Astragaloside IV

Astragaloside IV is an inhibitor of ERK and NF-kB and related targets used in studies of PI3K-Akt-mTOR Signaling and MAPK / ERK Signaling and related signaling programs. In practice, this places the compound in experiments that measure growth-factor signaling, survival control, and nutrient-sensing outputs and mitogenic kinase cascades, proliferation control, and differentiation-linked signaling in autophagy, cancer, and cardiovascular models.

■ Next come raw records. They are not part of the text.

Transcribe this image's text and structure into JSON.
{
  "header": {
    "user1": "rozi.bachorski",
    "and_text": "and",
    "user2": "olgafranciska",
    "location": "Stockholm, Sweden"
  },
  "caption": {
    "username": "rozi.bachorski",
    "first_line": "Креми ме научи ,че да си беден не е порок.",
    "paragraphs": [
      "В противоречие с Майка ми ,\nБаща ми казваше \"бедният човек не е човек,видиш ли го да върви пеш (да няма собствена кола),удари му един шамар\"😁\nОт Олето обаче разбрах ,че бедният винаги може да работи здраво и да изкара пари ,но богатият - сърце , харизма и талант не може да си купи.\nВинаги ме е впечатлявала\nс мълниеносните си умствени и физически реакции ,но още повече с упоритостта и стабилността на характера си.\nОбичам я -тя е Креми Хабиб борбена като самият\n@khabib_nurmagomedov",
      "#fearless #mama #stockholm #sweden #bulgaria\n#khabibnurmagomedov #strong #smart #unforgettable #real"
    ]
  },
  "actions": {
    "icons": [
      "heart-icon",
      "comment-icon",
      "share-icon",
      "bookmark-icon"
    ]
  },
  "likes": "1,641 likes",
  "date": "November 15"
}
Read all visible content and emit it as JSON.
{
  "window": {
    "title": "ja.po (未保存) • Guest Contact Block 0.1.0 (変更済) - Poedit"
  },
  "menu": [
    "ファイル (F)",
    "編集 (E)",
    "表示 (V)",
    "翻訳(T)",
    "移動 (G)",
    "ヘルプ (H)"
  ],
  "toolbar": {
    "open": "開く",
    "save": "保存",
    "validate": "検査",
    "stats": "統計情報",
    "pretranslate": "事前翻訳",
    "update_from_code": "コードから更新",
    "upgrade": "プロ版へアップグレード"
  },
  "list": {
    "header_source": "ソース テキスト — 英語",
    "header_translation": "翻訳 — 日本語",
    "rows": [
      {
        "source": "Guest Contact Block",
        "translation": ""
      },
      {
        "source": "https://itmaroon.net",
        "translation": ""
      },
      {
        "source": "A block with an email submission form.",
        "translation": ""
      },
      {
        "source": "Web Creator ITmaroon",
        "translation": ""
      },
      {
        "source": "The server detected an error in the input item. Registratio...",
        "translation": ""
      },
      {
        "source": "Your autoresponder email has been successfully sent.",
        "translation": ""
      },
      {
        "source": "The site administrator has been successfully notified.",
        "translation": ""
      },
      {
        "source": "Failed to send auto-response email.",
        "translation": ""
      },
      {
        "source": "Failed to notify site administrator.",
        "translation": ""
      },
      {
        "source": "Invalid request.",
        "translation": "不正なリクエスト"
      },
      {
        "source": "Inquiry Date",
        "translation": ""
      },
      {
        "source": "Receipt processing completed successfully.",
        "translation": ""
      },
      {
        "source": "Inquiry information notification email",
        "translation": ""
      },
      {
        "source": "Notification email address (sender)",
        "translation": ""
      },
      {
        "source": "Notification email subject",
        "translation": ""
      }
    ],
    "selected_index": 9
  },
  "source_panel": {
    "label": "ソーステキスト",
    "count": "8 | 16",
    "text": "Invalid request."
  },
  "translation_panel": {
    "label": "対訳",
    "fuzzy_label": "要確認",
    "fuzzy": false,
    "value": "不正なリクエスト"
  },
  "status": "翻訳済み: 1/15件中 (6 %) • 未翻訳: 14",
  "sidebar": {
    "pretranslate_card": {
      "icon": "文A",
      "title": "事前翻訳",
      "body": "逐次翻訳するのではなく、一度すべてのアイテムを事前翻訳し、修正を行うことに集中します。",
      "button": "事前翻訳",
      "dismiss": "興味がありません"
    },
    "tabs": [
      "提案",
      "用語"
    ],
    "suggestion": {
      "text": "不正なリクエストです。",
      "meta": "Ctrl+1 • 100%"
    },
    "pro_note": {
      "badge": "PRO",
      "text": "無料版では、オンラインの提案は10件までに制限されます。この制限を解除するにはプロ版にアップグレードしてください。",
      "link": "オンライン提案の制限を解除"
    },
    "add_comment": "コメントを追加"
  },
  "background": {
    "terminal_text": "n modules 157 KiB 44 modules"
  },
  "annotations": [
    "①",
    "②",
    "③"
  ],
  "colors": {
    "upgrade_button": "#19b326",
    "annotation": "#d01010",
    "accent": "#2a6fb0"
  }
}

By inhibiting ERK and NF-kB and related targets, Astragaloside IV can be used to examine growth-factor signaling, survival control, and nutrient-sensing outputs and mitogenic kinase cascades, proliferation control, and differentiation-linked signaling. The kinase annotation adds relevance to biochemical kinase assays, phospho-signaling studies, and selectivity profiling, together with downstream-response mapping in the same experimental setting. In autophagy, cancer, and cardiovascular models, these readouts can be combined with viability, reporter, localization, biochemical conversion, or morphology endpoints to refine experimental interpretation.

Research Applications

• Target-focused assays involving ERK and NF-kB and related targets
• Pathway perturbation studies connected to PI3K-Akt-mTOR Signaling and MAPK / ERK Signaling and related signaling programs
• Concentration-response inhibition and target-dependence studies
• Biochemical kinase assays, phospho-signaling studies, and selectivity profiling

Overall, Astragaloside IV is appropriate when a defined chemical perturbant is needed to connect ERK and NF-kB and related targets with measurable biochemical, transcriptional, electrophysiological, imaging, or phenotypic readouts in autophagy, cancer, and cardiovascular models. This profile is suited to mechanistic follow-up, comparative profiling, and assay optimization under defined exposure conditions.